Baca juga: Jernang, Emas Rimba yang Terancam Punah

Orang Rimba tengah menunggu pembayaran rotan manau yang dijual ke toke (tengkulak). Mereka juga kerap berutang ke toke untuk modal mencari manau. (Foto: KBR/Elvi).

Pada 2006, upaya budidaya pernah diinisiasi LIPI dengan cara menanam kembali ke alam (reintroduksi).

Taman Nasional Bukit Duabelas Jambi menjadi lokasi reintroduksi 600-an bibit rotan manau.

Namun, hasilnya kurang memuaskan lantaran lokasinya tersebar dan bibitnya berasal dari Kebun Raya Bogor.

Karenanya, muncul gagasan untuk membuka lahan khusus atau demplot sebagai lokasi reintroduksi.

Demplot akan dikelola oleh Orang Rimba, kata Kepala Seksi Pengelolaan Taman Nasional Wilayah 2, Saefullah.

“Coba nanti kami tawarkan di forum pertemuan tumenggung (pimpinan Orang Rimba), tawarkan ke mereka cari lokasi untuk demplot rotan manau,” tutur Saefullah.

Baca juga: Strategi Umbul Ponggok Bangkit di Tengah Pandemi

Pemangku adat Orang Rimba, Tengganai Besemen. (Foto: KBR/Elvi)

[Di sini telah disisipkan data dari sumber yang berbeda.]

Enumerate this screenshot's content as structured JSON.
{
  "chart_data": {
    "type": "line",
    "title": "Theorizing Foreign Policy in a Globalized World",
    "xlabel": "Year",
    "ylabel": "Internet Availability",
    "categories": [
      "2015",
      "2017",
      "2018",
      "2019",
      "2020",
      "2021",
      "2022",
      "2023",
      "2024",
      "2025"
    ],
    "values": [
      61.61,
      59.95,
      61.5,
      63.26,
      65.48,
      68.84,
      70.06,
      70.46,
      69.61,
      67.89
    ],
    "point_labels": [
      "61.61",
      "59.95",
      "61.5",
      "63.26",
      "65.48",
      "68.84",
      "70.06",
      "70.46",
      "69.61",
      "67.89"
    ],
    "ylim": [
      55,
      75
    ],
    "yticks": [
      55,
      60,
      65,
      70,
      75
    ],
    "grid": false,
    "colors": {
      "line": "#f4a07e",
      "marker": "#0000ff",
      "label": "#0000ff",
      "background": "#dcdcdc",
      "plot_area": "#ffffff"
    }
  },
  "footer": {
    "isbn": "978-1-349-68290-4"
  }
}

Wacana pembentukan koperasi juga mengemuka. Tujuannya agar Orang Rimba lepas dari jerat toke dan lebih sejahtera.

“Supaya dari Orang Rimba untuk Orang Rimba, termasuk orang luar juga yang hasil hutan dari kawasan, jualnya jangan keluar. Harganya juga bisa bersaing,” lanjut Saefullah.

Koperasi bisa menjadi wadah edukasi tentang konservasi rotan. Melalui lembaga ini, pengambilan hasil hutan juga dapat dibatasi untuk mencegah kepunahan.

“Selama ini kan Orang Rimba ngeluarin ya ngeluarin aja, tanpa ada perhitungan kuota dari kita. Memang harus ada sih, tidak hanya rotan, damar juga. Kami lagi inventarisasi sebaran HHBK (hasil hutan bukan kayu). Kalau sudah kami peroleh datanya, bisa kita tetapkan kuotanya berdasarkan kelimpahan yang ada di dalam kawasan,” ungkap Saefullah.

Berbagai rencana ini disambut baik Orang Rimba. Namun, mereka tak ingin nasibnya hanya berhenti sebagai penjual rotan mentah.

“Harapan kami rimba ini kita lindungi untuk selama-lamanya, sampai ke cucu kami. Kalau pemerintah kasihan sama kami Orang Rimba, bagaimana tata kelola kerajinan rotan. Jadi, jangan kami hanya tahu sejak jaman nenek moyang bikin ambung (keranjang) saja,” kata pemangku adat Orang Rimba, Tengganai Besemen.

Ini merupakan karya hasil fellowship biodiversitas SISJ-EJN 2022.